With Nixon denouncing protesters as "bums," the President's "silent majority" was pitted against an increasingly radicalized anti-war movement. Parents turned against their own children, and "hardhats" spat on "hippies." Fissures opened in U.S. society that have never entirely closed.
However, those troubled times also marked the Republican discovery of a winning political strategy: exploit wedge issues. Along with Nixon's Southern Strategy, which manipulated racial tensions to draw white Southerners into the GOP, the bitter divisions around the Vietnam War opened the way toward a broader "culture war," which attracted many working-class Americans.

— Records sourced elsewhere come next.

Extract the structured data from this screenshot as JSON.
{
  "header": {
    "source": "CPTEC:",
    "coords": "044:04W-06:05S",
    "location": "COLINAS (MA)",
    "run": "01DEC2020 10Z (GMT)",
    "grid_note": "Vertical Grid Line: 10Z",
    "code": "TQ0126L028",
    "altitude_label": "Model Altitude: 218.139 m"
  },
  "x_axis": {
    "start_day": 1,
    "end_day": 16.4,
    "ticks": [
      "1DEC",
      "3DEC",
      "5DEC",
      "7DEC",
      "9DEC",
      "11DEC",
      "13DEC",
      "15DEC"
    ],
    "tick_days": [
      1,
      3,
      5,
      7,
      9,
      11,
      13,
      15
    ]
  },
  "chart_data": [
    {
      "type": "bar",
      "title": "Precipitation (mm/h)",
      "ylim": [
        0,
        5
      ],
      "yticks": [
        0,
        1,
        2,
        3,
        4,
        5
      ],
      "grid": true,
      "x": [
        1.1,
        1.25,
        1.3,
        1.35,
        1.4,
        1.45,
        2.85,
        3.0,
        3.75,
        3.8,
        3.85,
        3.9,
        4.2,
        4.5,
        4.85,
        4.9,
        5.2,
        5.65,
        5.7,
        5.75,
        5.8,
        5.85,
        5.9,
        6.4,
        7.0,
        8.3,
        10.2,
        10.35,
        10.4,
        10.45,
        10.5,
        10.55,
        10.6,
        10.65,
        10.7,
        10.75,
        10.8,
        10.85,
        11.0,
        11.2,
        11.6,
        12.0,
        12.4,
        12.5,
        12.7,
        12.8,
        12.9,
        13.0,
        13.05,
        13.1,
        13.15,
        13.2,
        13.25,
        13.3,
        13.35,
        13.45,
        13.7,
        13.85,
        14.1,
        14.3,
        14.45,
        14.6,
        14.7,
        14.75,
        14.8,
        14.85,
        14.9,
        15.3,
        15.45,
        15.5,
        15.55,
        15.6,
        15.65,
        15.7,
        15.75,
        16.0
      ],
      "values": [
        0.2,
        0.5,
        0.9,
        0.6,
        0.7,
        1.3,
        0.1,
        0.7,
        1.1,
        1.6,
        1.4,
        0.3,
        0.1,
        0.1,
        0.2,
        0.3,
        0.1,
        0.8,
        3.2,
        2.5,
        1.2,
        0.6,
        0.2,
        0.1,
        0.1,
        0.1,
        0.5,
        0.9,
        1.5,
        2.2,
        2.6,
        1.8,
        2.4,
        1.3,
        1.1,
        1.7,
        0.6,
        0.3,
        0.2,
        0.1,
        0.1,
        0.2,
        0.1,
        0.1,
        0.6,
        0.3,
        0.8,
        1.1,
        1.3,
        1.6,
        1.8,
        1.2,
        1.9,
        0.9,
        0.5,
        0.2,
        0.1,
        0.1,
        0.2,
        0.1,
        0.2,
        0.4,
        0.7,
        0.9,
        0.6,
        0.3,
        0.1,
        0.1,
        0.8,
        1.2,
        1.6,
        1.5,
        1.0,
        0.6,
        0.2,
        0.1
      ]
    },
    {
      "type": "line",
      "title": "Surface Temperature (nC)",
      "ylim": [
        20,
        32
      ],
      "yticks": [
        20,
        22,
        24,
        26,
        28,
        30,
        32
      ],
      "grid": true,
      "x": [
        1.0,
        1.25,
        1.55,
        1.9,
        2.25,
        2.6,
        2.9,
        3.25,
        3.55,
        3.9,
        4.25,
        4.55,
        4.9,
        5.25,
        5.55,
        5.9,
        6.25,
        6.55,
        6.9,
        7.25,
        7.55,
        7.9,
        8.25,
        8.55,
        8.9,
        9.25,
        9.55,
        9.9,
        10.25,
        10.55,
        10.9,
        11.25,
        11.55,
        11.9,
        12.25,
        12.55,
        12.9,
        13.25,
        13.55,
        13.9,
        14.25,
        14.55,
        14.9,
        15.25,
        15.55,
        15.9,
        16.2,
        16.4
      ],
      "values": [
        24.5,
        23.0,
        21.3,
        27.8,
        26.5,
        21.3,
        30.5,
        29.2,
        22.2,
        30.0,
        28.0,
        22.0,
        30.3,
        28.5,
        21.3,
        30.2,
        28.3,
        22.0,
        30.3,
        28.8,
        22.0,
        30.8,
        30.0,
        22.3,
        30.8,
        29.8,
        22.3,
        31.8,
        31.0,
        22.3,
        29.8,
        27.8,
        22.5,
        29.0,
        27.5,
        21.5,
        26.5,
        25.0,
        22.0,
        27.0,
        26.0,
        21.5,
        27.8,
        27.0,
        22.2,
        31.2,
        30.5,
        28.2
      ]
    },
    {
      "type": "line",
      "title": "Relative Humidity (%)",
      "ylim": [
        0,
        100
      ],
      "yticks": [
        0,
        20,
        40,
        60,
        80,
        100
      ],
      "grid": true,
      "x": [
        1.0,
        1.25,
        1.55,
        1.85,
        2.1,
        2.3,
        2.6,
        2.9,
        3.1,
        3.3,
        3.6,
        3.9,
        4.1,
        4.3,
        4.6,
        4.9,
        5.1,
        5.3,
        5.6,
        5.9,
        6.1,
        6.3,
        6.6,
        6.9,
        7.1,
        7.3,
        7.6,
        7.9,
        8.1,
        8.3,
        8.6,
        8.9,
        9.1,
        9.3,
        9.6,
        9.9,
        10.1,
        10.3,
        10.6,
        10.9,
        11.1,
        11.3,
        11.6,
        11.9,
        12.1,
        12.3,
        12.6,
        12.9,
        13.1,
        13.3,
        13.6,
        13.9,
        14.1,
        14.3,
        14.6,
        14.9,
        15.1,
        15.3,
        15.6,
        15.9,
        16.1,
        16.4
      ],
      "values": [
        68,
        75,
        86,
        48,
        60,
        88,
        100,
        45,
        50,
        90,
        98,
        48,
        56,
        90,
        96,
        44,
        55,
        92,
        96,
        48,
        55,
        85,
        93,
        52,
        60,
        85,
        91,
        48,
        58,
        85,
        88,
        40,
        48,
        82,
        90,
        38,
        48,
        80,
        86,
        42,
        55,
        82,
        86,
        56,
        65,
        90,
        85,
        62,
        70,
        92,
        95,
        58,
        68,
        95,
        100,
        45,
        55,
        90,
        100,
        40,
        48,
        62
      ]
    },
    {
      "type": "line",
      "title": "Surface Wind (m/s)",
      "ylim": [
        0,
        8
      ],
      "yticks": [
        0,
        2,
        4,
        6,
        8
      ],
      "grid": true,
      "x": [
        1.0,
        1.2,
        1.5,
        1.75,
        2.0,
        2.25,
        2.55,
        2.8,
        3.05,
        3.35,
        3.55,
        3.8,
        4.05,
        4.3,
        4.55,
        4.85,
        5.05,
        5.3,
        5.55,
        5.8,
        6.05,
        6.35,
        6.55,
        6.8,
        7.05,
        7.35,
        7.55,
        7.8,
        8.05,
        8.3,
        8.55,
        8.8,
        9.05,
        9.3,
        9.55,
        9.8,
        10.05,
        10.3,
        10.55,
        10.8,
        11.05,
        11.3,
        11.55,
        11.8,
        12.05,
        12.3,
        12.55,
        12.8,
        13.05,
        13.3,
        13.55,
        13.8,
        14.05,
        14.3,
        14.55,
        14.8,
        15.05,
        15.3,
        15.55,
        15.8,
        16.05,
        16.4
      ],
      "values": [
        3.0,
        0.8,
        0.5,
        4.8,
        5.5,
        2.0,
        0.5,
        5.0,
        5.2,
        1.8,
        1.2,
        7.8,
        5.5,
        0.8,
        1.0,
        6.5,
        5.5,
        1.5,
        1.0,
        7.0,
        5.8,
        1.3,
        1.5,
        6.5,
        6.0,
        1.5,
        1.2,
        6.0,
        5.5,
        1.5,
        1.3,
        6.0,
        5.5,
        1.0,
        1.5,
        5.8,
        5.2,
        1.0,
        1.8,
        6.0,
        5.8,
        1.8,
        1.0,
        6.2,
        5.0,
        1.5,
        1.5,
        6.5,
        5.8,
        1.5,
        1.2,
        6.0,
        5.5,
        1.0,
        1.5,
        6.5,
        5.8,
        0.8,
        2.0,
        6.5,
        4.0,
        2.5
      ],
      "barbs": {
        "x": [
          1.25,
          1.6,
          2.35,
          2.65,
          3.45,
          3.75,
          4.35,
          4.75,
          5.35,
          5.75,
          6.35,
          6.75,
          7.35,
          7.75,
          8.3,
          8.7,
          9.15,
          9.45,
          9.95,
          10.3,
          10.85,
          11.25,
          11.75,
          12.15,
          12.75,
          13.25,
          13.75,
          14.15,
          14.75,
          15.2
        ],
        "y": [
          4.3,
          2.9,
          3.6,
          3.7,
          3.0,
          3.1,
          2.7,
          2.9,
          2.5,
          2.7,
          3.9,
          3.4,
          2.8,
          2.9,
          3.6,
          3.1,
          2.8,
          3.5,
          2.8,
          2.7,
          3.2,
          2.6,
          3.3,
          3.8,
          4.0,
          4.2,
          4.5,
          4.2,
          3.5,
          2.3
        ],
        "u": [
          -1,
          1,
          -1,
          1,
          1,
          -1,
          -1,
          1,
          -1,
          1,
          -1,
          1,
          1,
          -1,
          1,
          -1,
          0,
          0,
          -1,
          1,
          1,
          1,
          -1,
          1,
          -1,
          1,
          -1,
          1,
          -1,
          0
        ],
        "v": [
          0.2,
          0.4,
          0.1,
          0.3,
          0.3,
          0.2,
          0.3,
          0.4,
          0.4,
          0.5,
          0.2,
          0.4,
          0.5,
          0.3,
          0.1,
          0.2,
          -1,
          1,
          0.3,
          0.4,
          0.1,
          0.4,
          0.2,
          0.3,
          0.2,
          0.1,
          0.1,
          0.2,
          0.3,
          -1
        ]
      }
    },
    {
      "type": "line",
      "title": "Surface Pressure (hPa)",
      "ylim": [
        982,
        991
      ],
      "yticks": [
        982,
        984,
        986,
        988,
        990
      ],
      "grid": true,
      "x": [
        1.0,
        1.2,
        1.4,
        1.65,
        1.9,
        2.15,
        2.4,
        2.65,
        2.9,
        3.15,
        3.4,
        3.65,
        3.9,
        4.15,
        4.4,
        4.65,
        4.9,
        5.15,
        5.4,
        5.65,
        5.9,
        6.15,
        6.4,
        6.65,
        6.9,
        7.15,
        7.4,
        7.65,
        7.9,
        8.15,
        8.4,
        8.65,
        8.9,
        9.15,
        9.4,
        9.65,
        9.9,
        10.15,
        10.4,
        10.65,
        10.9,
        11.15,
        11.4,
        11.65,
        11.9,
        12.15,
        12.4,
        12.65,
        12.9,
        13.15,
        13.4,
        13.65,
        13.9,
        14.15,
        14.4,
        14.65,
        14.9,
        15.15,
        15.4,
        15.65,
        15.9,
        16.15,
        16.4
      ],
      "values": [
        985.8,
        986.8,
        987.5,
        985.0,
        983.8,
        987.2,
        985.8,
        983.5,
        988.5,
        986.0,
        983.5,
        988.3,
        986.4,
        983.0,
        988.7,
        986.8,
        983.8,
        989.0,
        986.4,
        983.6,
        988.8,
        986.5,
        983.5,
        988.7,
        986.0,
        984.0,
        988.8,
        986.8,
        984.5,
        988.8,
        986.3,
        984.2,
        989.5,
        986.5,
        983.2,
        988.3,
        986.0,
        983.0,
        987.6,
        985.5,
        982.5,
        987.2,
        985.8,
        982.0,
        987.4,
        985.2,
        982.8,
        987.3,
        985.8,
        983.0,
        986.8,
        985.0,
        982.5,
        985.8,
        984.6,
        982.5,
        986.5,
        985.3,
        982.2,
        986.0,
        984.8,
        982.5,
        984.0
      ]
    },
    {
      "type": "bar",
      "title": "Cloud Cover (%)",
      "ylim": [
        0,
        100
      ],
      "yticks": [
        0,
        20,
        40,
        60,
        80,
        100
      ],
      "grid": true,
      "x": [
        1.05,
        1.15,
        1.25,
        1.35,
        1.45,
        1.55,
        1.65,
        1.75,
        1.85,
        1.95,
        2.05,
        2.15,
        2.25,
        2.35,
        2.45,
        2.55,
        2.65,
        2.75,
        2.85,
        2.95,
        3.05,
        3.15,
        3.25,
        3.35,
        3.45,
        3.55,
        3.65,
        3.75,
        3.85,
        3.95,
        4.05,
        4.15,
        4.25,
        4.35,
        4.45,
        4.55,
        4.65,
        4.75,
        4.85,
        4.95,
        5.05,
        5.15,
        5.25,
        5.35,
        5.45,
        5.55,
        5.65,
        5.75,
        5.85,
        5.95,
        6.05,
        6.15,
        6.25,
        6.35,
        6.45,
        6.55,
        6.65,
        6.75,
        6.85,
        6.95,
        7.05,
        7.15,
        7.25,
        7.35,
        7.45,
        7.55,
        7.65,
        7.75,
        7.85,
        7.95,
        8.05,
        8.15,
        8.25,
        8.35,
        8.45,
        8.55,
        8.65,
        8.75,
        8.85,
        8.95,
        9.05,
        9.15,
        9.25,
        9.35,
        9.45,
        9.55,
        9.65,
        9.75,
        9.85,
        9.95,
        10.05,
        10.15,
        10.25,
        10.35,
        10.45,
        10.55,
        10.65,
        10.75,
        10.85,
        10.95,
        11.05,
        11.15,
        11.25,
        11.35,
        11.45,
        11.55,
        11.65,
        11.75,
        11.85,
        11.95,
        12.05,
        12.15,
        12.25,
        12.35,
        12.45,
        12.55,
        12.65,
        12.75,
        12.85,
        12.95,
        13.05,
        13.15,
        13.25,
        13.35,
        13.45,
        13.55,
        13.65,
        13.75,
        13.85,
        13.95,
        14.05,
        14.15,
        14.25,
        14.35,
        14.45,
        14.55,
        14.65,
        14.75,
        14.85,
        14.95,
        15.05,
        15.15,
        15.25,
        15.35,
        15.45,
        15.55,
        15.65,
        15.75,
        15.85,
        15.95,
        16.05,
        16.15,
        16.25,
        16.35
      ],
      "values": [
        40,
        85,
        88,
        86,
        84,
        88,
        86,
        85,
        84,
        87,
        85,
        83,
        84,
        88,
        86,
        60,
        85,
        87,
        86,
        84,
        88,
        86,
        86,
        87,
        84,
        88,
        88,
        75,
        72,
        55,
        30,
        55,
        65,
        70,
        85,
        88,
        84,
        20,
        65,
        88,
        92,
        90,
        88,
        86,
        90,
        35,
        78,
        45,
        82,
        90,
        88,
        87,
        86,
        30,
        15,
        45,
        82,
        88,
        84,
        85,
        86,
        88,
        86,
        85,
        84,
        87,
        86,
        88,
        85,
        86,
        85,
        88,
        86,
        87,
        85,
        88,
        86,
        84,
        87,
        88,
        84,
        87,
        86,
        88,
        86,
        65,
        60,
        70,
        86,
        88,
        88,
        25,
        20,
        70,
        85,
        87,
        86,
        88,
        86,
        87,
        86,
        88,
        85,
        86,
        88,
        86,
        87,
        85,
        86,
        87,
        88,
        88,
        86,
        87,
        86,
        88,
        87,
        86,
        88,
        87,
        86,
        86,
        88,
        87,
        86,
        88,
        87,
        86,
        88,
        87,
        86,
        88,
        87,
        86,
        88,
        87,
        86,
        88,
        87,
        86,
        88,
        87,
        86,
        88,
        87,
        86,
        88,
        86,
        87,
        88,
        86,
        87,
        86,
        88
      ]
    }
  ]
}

Today, looking at the consequences from the resulting Republican political dominance over much of the past four decades weakened labor unions, rampant deregulation, a shrinking American middle class, a swelling national debt, endless foreign wars, crimped civil liberties, and a deeply polarized electorate the question must be: did it all have to happen?
And the answer is no. Though little known to the American people and almost never discussed by mainstream journalists or popular historians it's now clear that the Vietnam War was on the verge of ending a year and a half before the Kent State killings.
President Lyndon Johnson, who had decided not to seek reelection so he could concentrate on ending the war, was much closer to his goal than has been generally understood. In the closing weeks of 1968, Paris peace talks were expected to finalize an agreement with North Vietnam that would lead to a U.S. military pullout.
Johnson's optimism about this settlement can be heard in now-public audiotapes of his conversations with other top U.S. politicians. But in the final days of the 1968 campaign, Johnson became aware of an unexpected roadblock secret contacts between Nixon campaign operative Anna Chennault and South Vietnamese President Nguyen van Thieu, promising him a better deal if he derailed LBJ's peace talks.